Part II — Team

Scenario Your startup has met with some success, and is now a team. (If you are in an enterprise, you’ve been promoted to team lead). You’ve moved out of the garage into a more professionalized environment. The team has a single mission and a cohesive identity, and you don’t need a lot of overhead to get the job done.

Even with a few new people comes the need to more clearly establish your product direction, so people are building the right thing. You’re all in the same location, and can still communicate informally, but there is enough going on that you need a more organized approach to getting work done. Finally, this great thing you’re building doesn’t mean much if people cannot understand how best to use it, or if it’s not running and the right people can’t get to it.

Things are getting larger and more complex. You have a significant user base, and the founder is increasingly out meeting with users, customers, and investors. As a result, she isn’t in the room with the product team as much any more; in fact, she just named someone to be “product owner,” and what is that all about?

The practices and approaches established at the team level are critical to the higher levels of scale discussed in Sections 3 and 4. In this section, we discuss small, cross-functional, outcome-oriented teams.

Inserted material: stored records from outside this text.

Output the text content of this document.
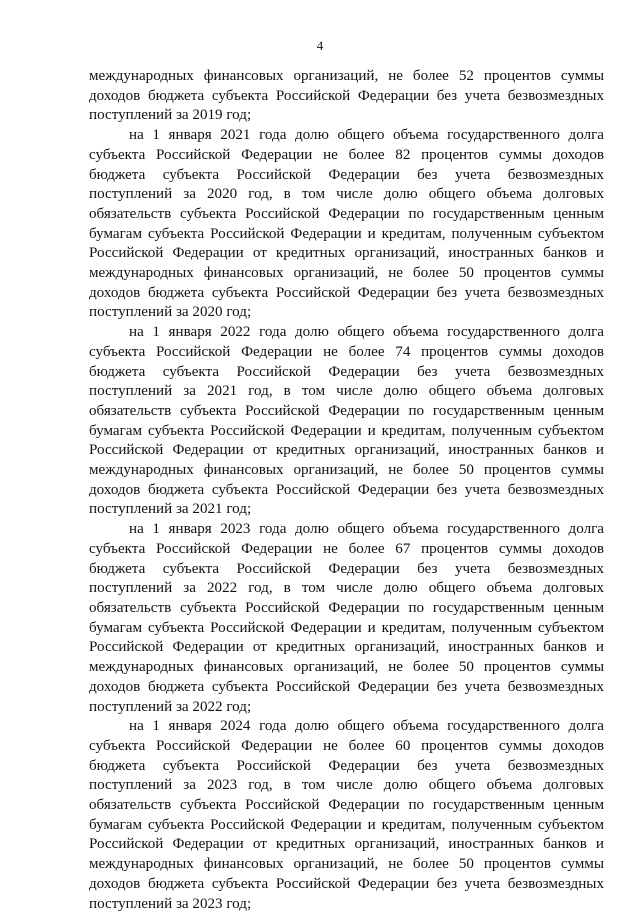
4

международных финансовых организаций, не более 52 процентов суммы доходов бюджета субъекта Российской Федерации без учета безвозмездных поступлений за 2019 год;

на 1 января 2021 года долю общего объема государственного долга субъекта Российской Федерации не более 82 процентов суммы доходов бюджета субъекта Российской Федерации без учета безвозмездных поступлений за 2020 год, в том числе долю общего объема долговых обязательств субъекта Российской Федерации по государственным ценным бумагам субъекта Российской Федерации и кредитам, полученным субъектом Российской Федерации от кредитных организаций, иностранных банков и международных финансовых организаций, не более 50 процентов суммы доходов бюджета субъекта Российской Федерации без учета безвозмездных поступлений за 2020 год;

на 1 января 2022 года долю общего объема государственного долга субъекта Российской Федерации не более 74 процентов суммы доходов бюджета субъекта Российской Федерации без учета безвозмездных поступлений за 2021 год, в том числе долю общего объема долговых обязательств субъекта Российской Федерации по государственным ценным бумагам субъекта Российской Федерации и кредитам, полученным субъектом Российской Федерации от кредитных организаций, иностранных банков и международных финансовых организаций, не более 50 процентов суммы доходов бюджета субъекта Российской Федерации без учета безвозмездных поступлений за 2021 год;

на 1 января 2023 года долю общего объема государственного долга субъекта Российской Федерации не более 67 процентов суммы доходов бюджета субъекта Российской Федерации без учета безвозмездных поступлений за 2022 год, в том числе долю общего объема долговых обязательств субъекта Российской Федерации по государственным ценным бумагам субъекта Российской Федерации и кредитам, полученным субъектом Российской Федерации от кредитных организаций, иностранных банков и международных финансовых организаций, не более 50 процентов суммы доходов бюджета субъекта Российской Федерации без учета безвозмездных поступлений за 2022 год;

на 1 января 2024 года долю общего объема государственного долга субъекта Российской Федерации не более 60 процентов суммы доходов бюджета субъекта Российской Федерации без учета безвозмездных поступлений за 2023 год, в том числе долю общего объема долговых обязательств субъекта Российской Федерации по государственным ценным бумагам субъекта Российской Федерации и кредитам, полученным субъектом Российской Федерации от кредитных организаций, иностранных банков и международных финансовых организаций, не более 50 процентов суммы доходов бюджета субъекта Российской Федерации без учета безвозмездных поступлений за 2023 год;
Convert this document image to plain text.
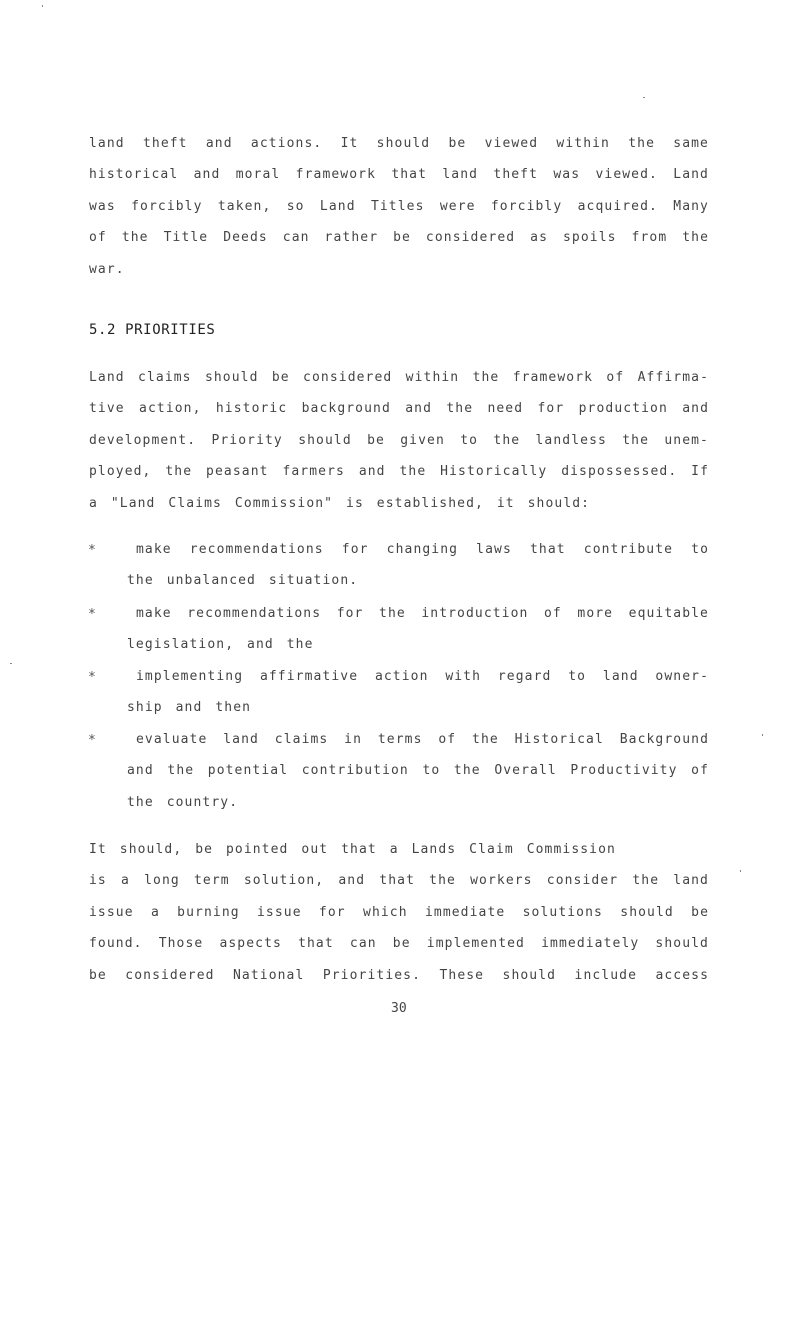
land theft and actions. It should be viewed within the same
historical and moral framework that land theft was viewed. Land
was forcibly taken, so Land Titles were forcibly acquired. Many
of the Title Deeds can rather be considered as spoils from the
war.
5.2 PRIORITIES
Land claims should be considered within the framework of Affirma-
tive action, historic background and the need for production and
development. Priority should be given to the landless the unem-
ployed, the peasant farmers and the Historically dispossessed. If
a "Land Claims Commission" is established, it should:
*	make recommendations for changing laws that contribute to
the unbalanced situation.
*	make recommendations for the introduction of more equitable
legislation, and the
*	implementing affirmative action with regard to land owner-
ship and then
*	evaluate land claims in terms of the Historical Background
and the potential contribution to the Overall Productivity of
the country.
It should, be pointed out that a Lands Claim Commission
is a long term solution, and that the workers consider the land
issue a burning issue for which immediate solutions should be
found. Those aspects that can be implemented immediately should
be considered National Priorities. These should include access
30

We discuss product management, work management, shared mental models, visualization, and systems monitoring. We discuss collaboration and customer intimacy, and the need to limit work in process. And we discuss blameless cultures where people are safe to fail and learn. All of these are critical foundations for future growth; scaling success starts with building a strong team level.

Special section: Systems thinking and feedback One of the most important aspects of DevOps and Agile is "systems thinking," and even a small team building one digital product can be viewed as a system. We talk of information systems, but what is a "system"? What is feedback? There is a rich body of knowledge describing these topics, which we will touch on in this special section.

Chapter 4: Product Management

You (as the startup leader) are spending more time with investors and customers, and maintaining alignment around your original product vision is becoming more challenging as you are pulled in various directions. You need some means of keeping the momentum here. And the concept of “product management,” you’re finding, represents a rich set of ideas for managing your team’s efforts at this stage of the game.

Chapter 5: Work Management

Even with a small team of five people (let alone eight or nine), it’s too easy for balls to get dropped as work moves between key contributors. You probably don’t need a complex software-based process management tool yet, but you do need some way of managing work in process. And you start to understand that work takes many forms and exists as a concept at different scales.

Chapter 6: Operations Management

Since Chapter 3, your application developers have been running your systems and even answering the occasional phone call from customers. You’re big enough that you need a bit more specialization. You’ve got dedicated support staff answering the phone calls, and you are finding that, even if you rotate operational responsibilities across developers, it is still a distinct kind of “interrupt-driven” work that is not compatible with heads-down, focused software development. You’ve probably seen by now that complex systems are fragile and tend to fail; how you learn (or don’t) from those failures is a critical question.

Important
Part II, like the other parts, needs to be understood as a unified whole. In reality, startups struggle with the issues in all three chapters simultaneously.